Friday, October 08, 2004

we interrupt this greek study session...

Please pay attention. What I have to say will save hundreds of thousands of people much grief in the years to come. It will also save you from having to deal with the guilt of knowing you have caused the insanity and/or horrible deaths of countless individuals. (and gpas)

This is more than a request. It is a plea. It is a requirement.

This is a personal note to anyone out there who is creating a language.

1. Please actually have a good reason for everything. I am sick of hearing, "There is no reason. It just is."

2. Please write down your actual good reasons in detail. I am tired of hearing, "Well, if you can find a 5th century Greek to ask them, let me know, cause I'd like to talk to them. Until then, just deal with the fact that 'it just is.'"

3. Please be consistent. I am frustrated by constantly reading, "However, not all adjectives decline in the usual manner. Many of them randomly end in -eismv, -azsxui, -gkfllka, or -lakdufi. You can't tell by looking at them whether they are normal, or any one of the 28 sub non-normal categories. And still more add several letters that do not exist in English. They don't even exist in Greek. But these 4,002 adjectives decline this way. So please have them all memorized by...one hour ago. There will be a test."

4. Please listen to me as I repeat number 3. IRREGULAR IS NOT AN OPTION.

5. Please do not give the same word multiple meanings and applications that can only be deciphered if you have the human brain capabilities of Enigma. I am despairing at the words, "The preposition 'en' (not to be confused with the noun 'en,' or the verb 'en,' or the adjective 'enusattopon') used with the genitive indicative neuter case means 'yes,' but when it is used with the neuter indicative genitive plural case means 'maybe.' Also, if it is used in conjunction with an article, which also happens to be 'en' it means 'probably not.' On Tuesdays or the first, second, and forth Mondays of months ending in Y in modern English or having an even number of letters in the aincent names, 'en' means either 'no,' or 'definitely not.'"

6. Please, in case I have not mentioned this before, BE CONSISTENT. I am considering becoming suicidal upon hearing, "'oi agathos anthropos' means 'the men are good' as does 'anthropos oi agathos,' 'agathos oi anthropos,' 'hikous are awesome' and 'you are a french guinea pig.' But whichever one you use when translating from English to this language, you will use the wrong one and be beheaded. Or worse, your gpa will be taken to the Quad and publicly executed by slow ingestion of multiple principle parts of the second aorist. And then we will send the (small amount of) remains to your mom. Because you're obviously not trying hard enough, stupid."

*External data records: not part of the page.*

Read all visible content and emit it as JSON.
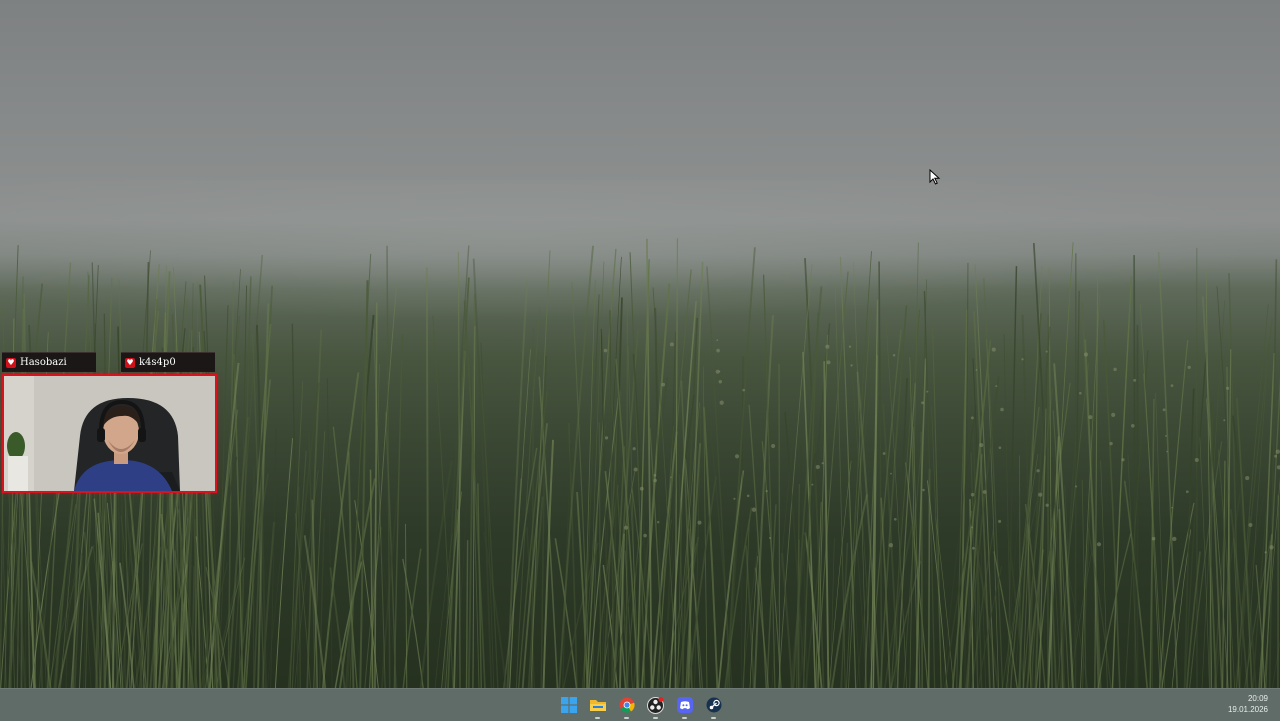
{
  "overlay": {
    "tag_left": "Hasobazi",
    "tag_right": "k4s4p0",
    "accent_color": "#d51420"
  },
  "taskbar": {
    "pinned": [
      {
        "name": "start",
        "icon": "windows-icon"
      },
      {
        "name": "file-explorer",
        "icon": "folder-icon"
      },
      {
        "name": "chrome",
        "icon": "chrome-icon"
      },
      {
        "name": "obs",
        "icon": "obs-icon"
      },
      {
        "name": "discord",
        "icon": "discord-icon"
      },
      {
        "name": "steam",
        "icon": "steam-icon"
      }
    ],
    "time": "20:09",
    "date": "19.01.2026"
  },
  "wallpaper": {
    "theme": "foggy grass field"
  }
}
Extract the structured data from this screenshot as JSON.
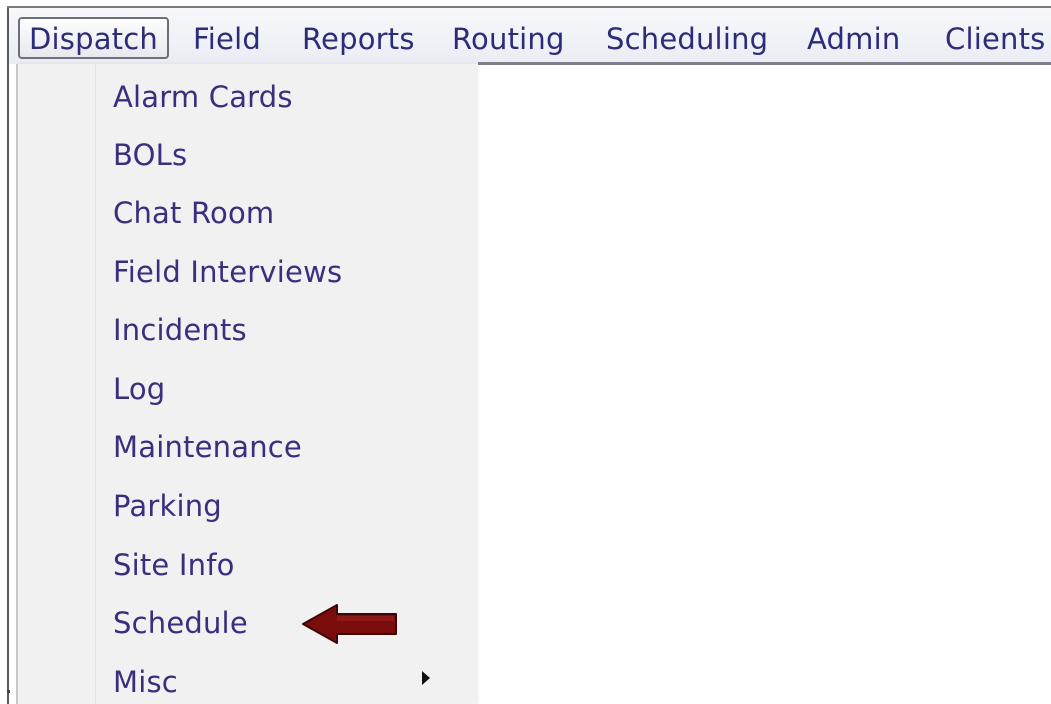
{
  "menubar": {
    "items": [
      {
        "label": "Dispatch",
        "active": true
      },
      {
        "label": "Field"
      },
      {
        "label": "Reports"
      },
      {
        "label": "Routing"
      },
      {
        "label": "Scheduling"
      },
      {
        "label": "Admin"
      },
      {
        "label": "Clients"
      }
    ]
  },
  "dispatch_menu": {
    "items": [
      {
        "label": "Alarm Cards"
      },
      {
        "label": "BOLs"
      },
      {
        "label": "Chat Room"
      },
      {
        "label": "Field Interviews"
      },
      {
        "label": "Incidents"
      },
      {
        "label": "Log"
      },
      {
        "label": "Maintenance"
      },
      {
        "label": "Parking"
      },
      {
        "label": "Site Info"
      },
      {
        "label": "Schedule"
      },
      {
        "label": "Misc",
        "has_submenu": true
      }
    ],
    "submenu_icon": "chevron-right-icon"
  },
  "annotation": {
    "icon": "left-arrow-icon",
    "color": "#7a0c0c"
  },
  "colors": {
    "menu_text": "#2c2c7a",
    "dropdown_bg": "#f1f1f1"
  }
}
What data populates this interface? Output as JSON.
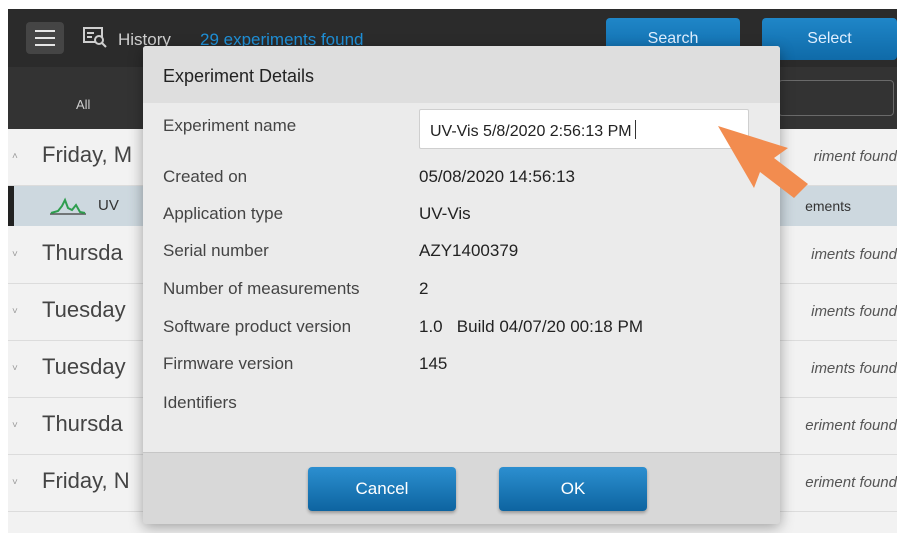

7. Please do not bother with accents. I am considering cussing at the sound of, "Accents could go on one of the last three syllables, and they usually do, except for third declension alternate irregular imperfect adjectives ending in -qalinagaiosuuson, or anything that might have an invisible principle part. Those are called Coordinates, (not to be confused with second or first declension predicates or prepositional phrases containing no more than three vowels, which are also called Coordinates) and the accent can go any place except where you will invariably put it. If you put it there, it will be wrong and you will be beheaded. Or worse, your gpa will be taken to the quad...etc."

8. Please DO NOT EVEN CONSIDER USING ANY PHRASE THAT BEINGS WITH OR CONTAINS THE WORD 'except..." EXCEPTIONS ARE NOT ALLOWED UNDER ANY CIRCUMSTANCES. THEY ARE ABSOLUTELY FORBIDDEN. IS THAT CLEAR?

Now, there will be a form quiz on this list of rules. But before I let you take it, let me remind you that I am a nice, fair, and even extra gracious teacher, (you have obviously had plenty of time to prepare) even though if you get anything wrong you will be publicly proclaimed a 'stupid moron who obviously didn't even try to learn anything,' I will allow you one phone call before your gpa is violently distroyed in a glorious public display.

But, only if you can list all the post-active noun forms in the third declension...

Happy Tropical Greek Print Friday, All!

9 comments:

Anonymous said...

ah, hawaii ... i miss "aloha friday".

we should intstitute that state-side. no more casual friday. grass skirt friday! i like the sound of that ...

and a hearty "'ere 'ere!" on the language thing. i'm not taking a language this semester, but i'm taking Diction (how to PRONOUNCE latin and italian while singing). honestly. dr. r has us memorize the exceptions ("these will help you more.") unfortunately, there are MORE exceptions than there are rules! arg!

thank you for your vent. it's helping me with my anger management ;o)

--k

Anonymous said...

o_o

wow.

You poor thing! I'll take this as a warning and not take Greek if/when I get into college. :P (I want to learn Dutch anyhow, but NOBODY teaches it -_-)

*hugs* and good luck!

~rin ;)

Emma Rose said...

(Knocking loudly on the desk debate-style, and muttering "Amen, Sister" under her breath...)

I'll move to second the motion. Put that document up for a vote of adoption!

Aine said...

Wow. You make even my rabid, homicidal Japanese class sound like a fluffy kitten. Domo arigatou gozaimasu.

Anonymous said...

Thank God for the Romans. Crucifixion was only their worst contribution to mankind. Friggin' Greeks.

Ryan

Anonymous said...

Amen! If only all the irregular languages would now disappear, life... well... it would be swell.

Excellent post, Em, and hilarious reading. Happy Greek weekend!

R~

Emma Rose said...

hmmm... yeah, and the English language would be toast.

Emma Rose said...

(just remember, folks: i before e, EXCEPT after c, OR when sounded as A... as in neighbor or weigh.)


"My name is Psmith. P-smith. ...P-s-m-i-t-h... The p, I should add for your guidance, is silent, as in phthisis, psychic, and ptarmigan. You follow me?"

Mister Woodles said...

I before E, except after C,
and when sounding like A as in "neighbor" and "weigh"
and weekends and holidays, and the whole month of May
and you'll always be wrong, no matter what you say!